The deal is the last major transaction in ICI's disposal programme, bringing the value of businesses sold off to pounds 5.2bn. The group will keep a 30 per cent stake in the businesses for at least three years.

In the last two years, ICI has begun to look in danger of being buried under a mountain of debt as it struggled to force through one of the most ambitious corporate transformations ever undertaken by a FTSE company.

Charles Miller Smith, ICI's chief executive, has wanted for two years to turn ICI into a modern business focused on specialty chemicals and paints. Since May 1997, when he spent pounds 4.8bn buying speciality chemicals from former colleagues at Unilever, he has struggled to reduce the resulting debt.

Few analysts quarrel with the strategy. The plan is to complete the corporate transformation by getting rid of industrial chemicals - businesses that proved highly vulnerable to cyclical downturns following the Asian financial crisis.

But the timing has worked against ICI. Industrial chemicals are still suffering from the worldwide economic slow-down, and buyers are thin on the ground. Few public companies have the stomach for seeing a large chemicals business through such a deep trough in demand.

Where buyers have been found they have hardly been ideal. In October last year ICI called off the sale of its Crosfield chemicals business to WR Grace, a US company, after talks collapsed over price and terms.

In January, ICI suffered a double blow when US regulators blocked the pounds 700m sale of its worldwide Tioxide businesses - which manufactures paint- whitening chemicals - to DuPont, the US chemicals giant. At the same time ICI had to shed 500 jobs from other divisions in Runcorn and Warrington.

Coming at a time when ICI was spending half its earnings on servicing its debts, the failed sales devastated ICI's share price. Even after yesterday's uptick, the shares remains more than 40 per cent below their peak a year ago.

Huntsman, a family business owned and run by its effusive chairman John Huntsman, has no need to soothe anxious shareholders as they await the upturn. But while in that respect it seems an ideal buyer, it also has a reputation for buying on the cheap, at the bottom of the cycle.

Observers believe shareholder concern about the debts may have forced Mr Miller Smith's hand at the negotiating table.

"These deals have not realised the value they could have done," said Michael Eastwood, an analyst at Dresdner Kleinwort Benson. "However I doubt they could have got a better price at this stage of the chemicals cycle. The strategy is 100 per cent right. But they've been stuffed by the market, stuffed by Asia and stuffed by the strength of sterling."

To some the prices fetched are evidence that yesterday's deal, trumpeted as good value for ICI, was really a fire-sale. The polyurethane business was sold at a multiple of 11.7 times last year's trading profit - an average valuation for the sector. But Huntsman bought Tioxide for pounds 150m less than DuPont offered, at a multiple of just eight-times last year's earnings.

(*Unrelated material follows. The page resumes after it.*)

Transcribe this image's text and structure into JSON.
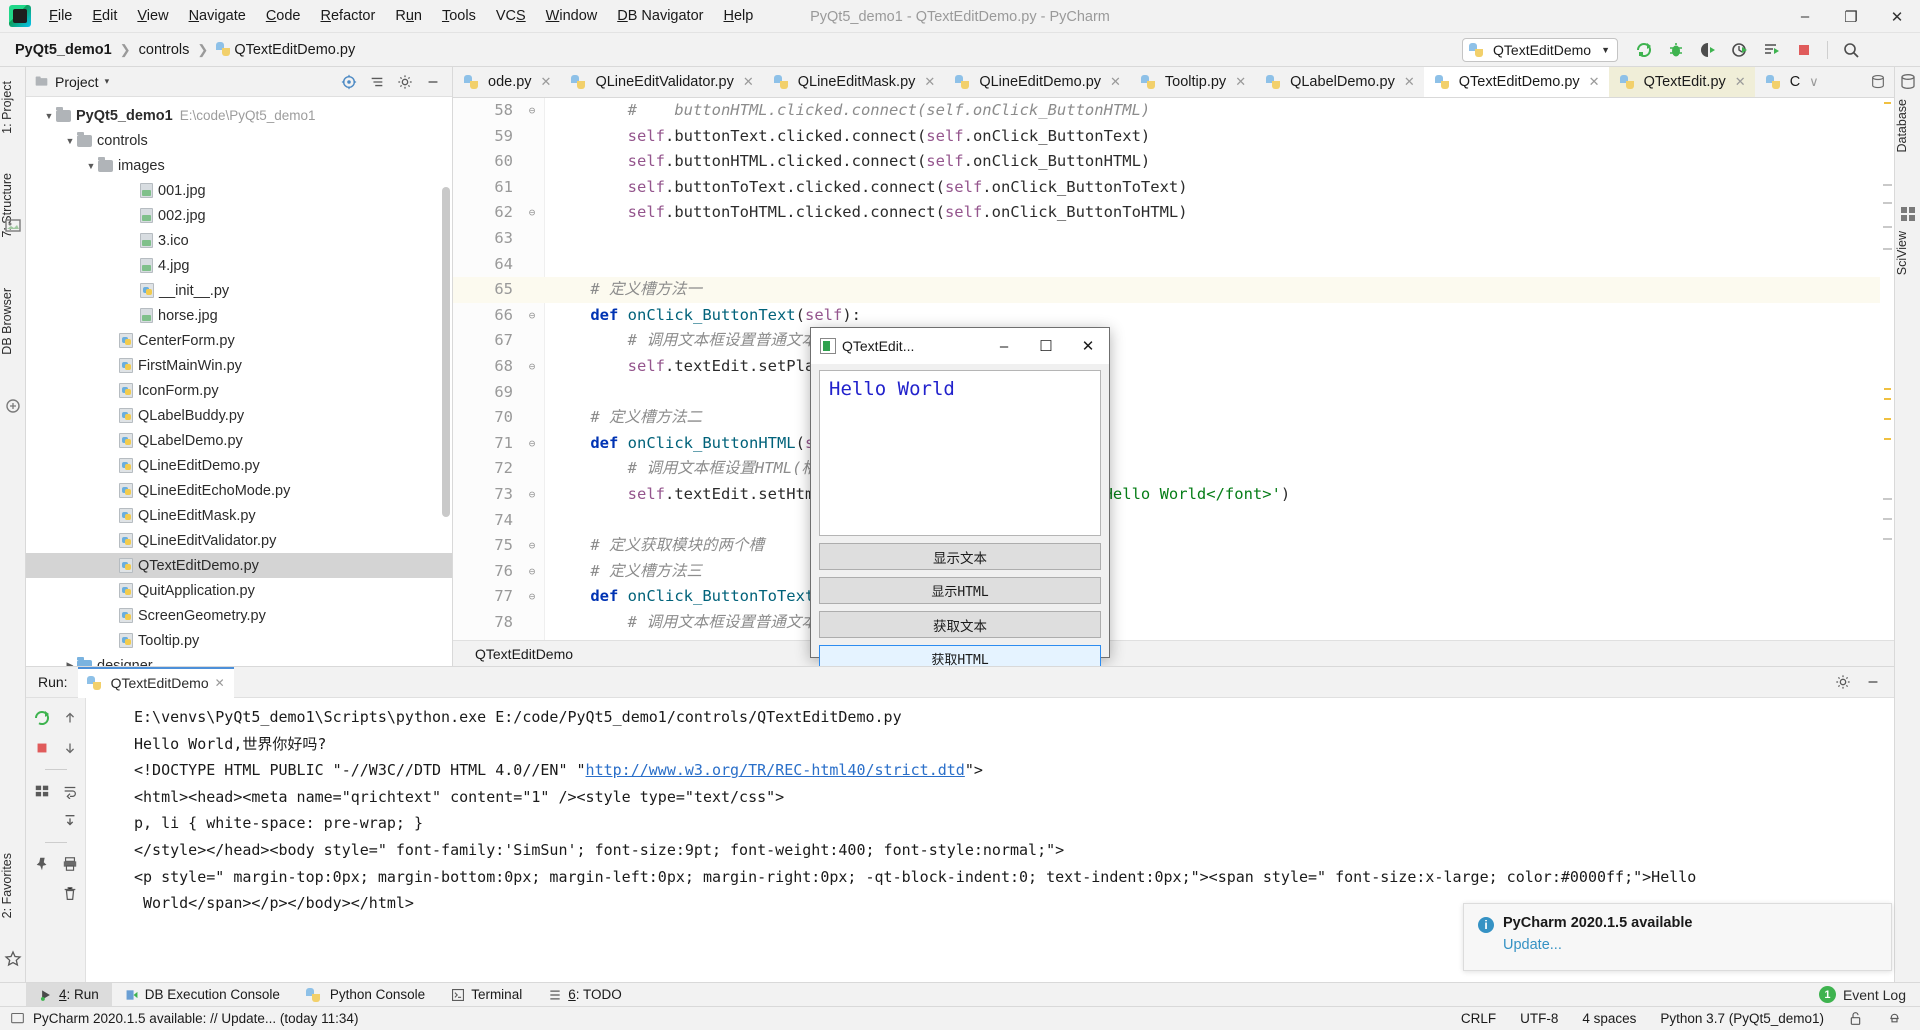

"The chemicals industry is notorious for companies trying to get the better of each other, and without a doubt the prices are not high," said David Phillips, an analyst at Sutherlands, the stockbroker.

Elliott Zissman, of HSBC Securities, estimates that the petrochemicals side of the business has been sold at a multiple of just 0.23 times its sales. "The businesses have been sold at prices which you normally wouldn't offer a trade buyer, even at the bottom of the cycle," he says.

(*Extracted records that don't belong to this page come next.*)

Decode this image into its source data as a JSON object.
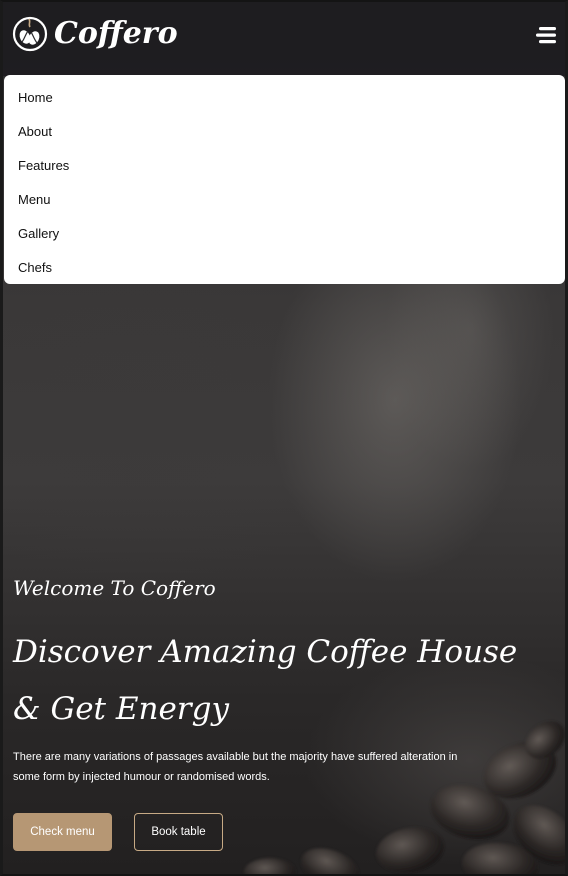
{
  "brand": {
    "name": "Coffero",
    "logo_icon": "coffee-bean-icon"
  },
  "header": {
    "menu_icon": "hamburger-menu-icon"
  },
  "nav": {
    "items": [
      {
        "label": "Home"
      },
      {
        "label": "About"
      },
      {
        "label": "Features"
      },
      {
        "label": "Menu"
      },
      {
        "label": "Gallery"
      },
      {
        "label": "Chefs"
      }
    ]
  },
  "hero": {
    "kicker": "Welcome To Coffero",
    "title_line1": "Discover Amazing Coffee House",
    "title_line2": "& Get Energy",
    "description": "There are many variations of passages available but the majority have suffered alteration in some form by injected humour or randomised words.",
    "primary_button": "Check menu",
    "secondary_button": "Book table"
  },
  "colors": {
    "accent": "#b69774",
    "outline": "#c7aa85",
    "nav_background": "#ffffff",
    "text_light": "#ffffff"
  }
}
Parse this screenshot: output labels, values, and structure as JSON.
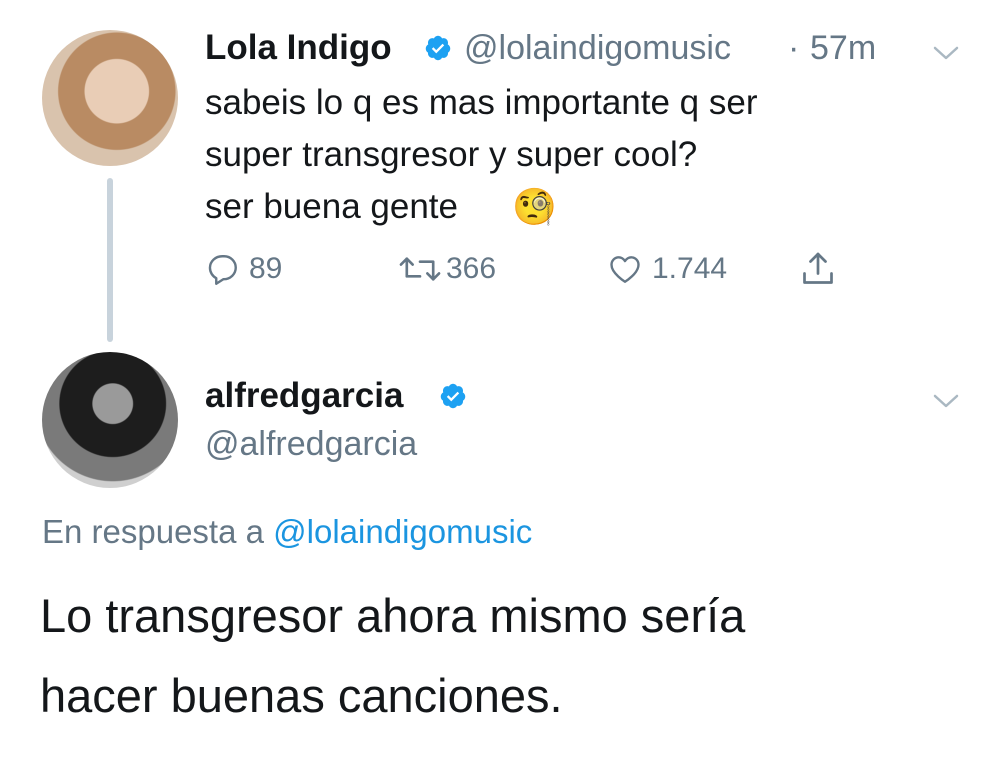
{
  "tweet": {
    "author_name": "Lola Indigo",
    "handle": "@lolaindigomusic",
    "separator": "·",
    "time": "57m",
    "lines": [
      "sabeis lo q es mas importante q ser",
      "super transgresor y super cool?",
      "ser buena gente"
    ],
    "emoji": "🧐",
    "actions": {
      "replies": "89",
      "retweets": "366",
      "likes": "1.744"
    }
  },
  "reply": {
    "author_name": "alfredgarcia",
    "handle": "@alfredgarcia",
    "context_prefix": "En respuesta a",
    "mention": "@lolaindigomusic",
    "lines": [
      "Lo transgresor ahora mismo sería",
      "hacer buenas canciones."
    ]
  },
  "colors": {
    "verified": "#1da1f2",
    "secondary_text": "#657786",
    "link": "#1b95e0",
    "thread_line": "#c8d3dc"
  },
  "icons": {
    "reply": "reply-icon",
    "retweet": "retweet-icon",
    "like": "heart-icon",
    "share": "share-icon",
    "verified": "verified-badge-icon",
    "menu": "chevron-down-icon"
  }
}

ICI has more sales in store: executives now want to sell the acrylics business. But the City is still waiting for the group to escape its mountainous debts.

After yesterday's sale, ICI's net debts will drop from pounds 4.2bn to pounds 2.9bn. But earnings will also fall: the group will still be earning only 2.3 times the cost of its debts. "The debts are quite a destroyer of value and this sale was absolutely crucial. The group is worth more now. But the share price still reflects the hope of a really big deal that will get the debts down. You can expect ICI's valuation to be lower in future," said Mr Phillips.